Wello is just a few weeks away from releasing WaterWheel 2.0 after nine months of research and countless trips to fetch water. Watch their website for more information! In the future, they hope to add features such as filtration systems and add-on drop irrigation kits. There’s even talk of creating a cell phone charger that would use the wheel’s rotation to charge a battery!
Developed as a collaboration between social entrepreneurs and an industrial packaging manufacturer Greif, the WaterWear backpack is a safe, easy way for people to transport their water. One of the concerns addressed by Greif is that people living in the developing world often inadvertently use secondhand containers that previously held poisonous compounds. Exposure to these substances through water stored in the used containers can cause severe health concerns.

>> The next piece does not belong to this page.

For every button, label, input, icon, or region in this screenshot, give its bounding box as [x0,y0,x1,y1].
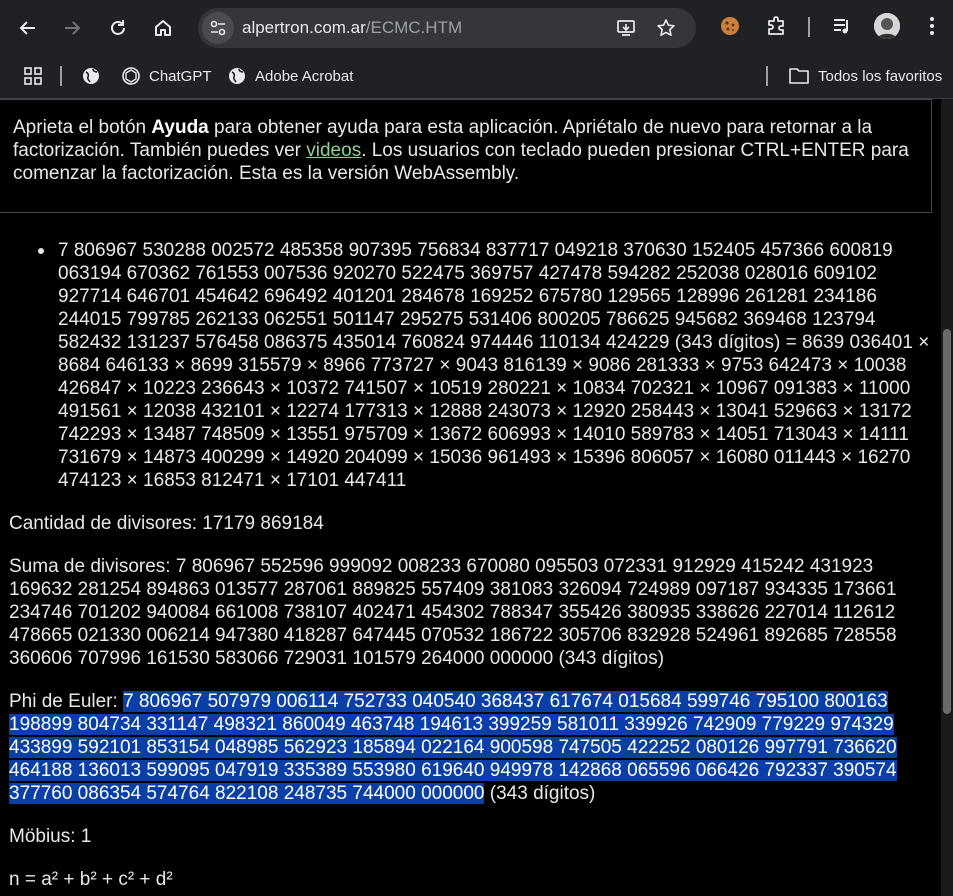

Greif also wanted to create a design that was both collapsible and lightweight so that the carrier would be easy on the body, unlike some other water carrying devices that put too much strain on the upper portion of the back.
Greif’s CEO, David Fischer, is a cancer survivor and a former chemical industry professional. He had this to say about the dangers of contaminated products:
“These containers used [to transport water] oftentimes have been used with paint, fuels, pesticides. Being from a packaging company, I know those packages with tight-knit enclosures on top are impossible to get clean.”
As part of the Clinton Global Initiative’s water action group, Greif wanted to develop an affordable, safe water carrying solution, and they’ve done just that. The WaterWear backpacks cost somewhere around $5.50 to $6 to distribute for disaster relief, with 2,000 packs already handed out in four communities in Haiti, and another 1,000 headed to Guatemala. They come in 20 liter (5.3 gallon) or 15 liter (3.9 gallon) models.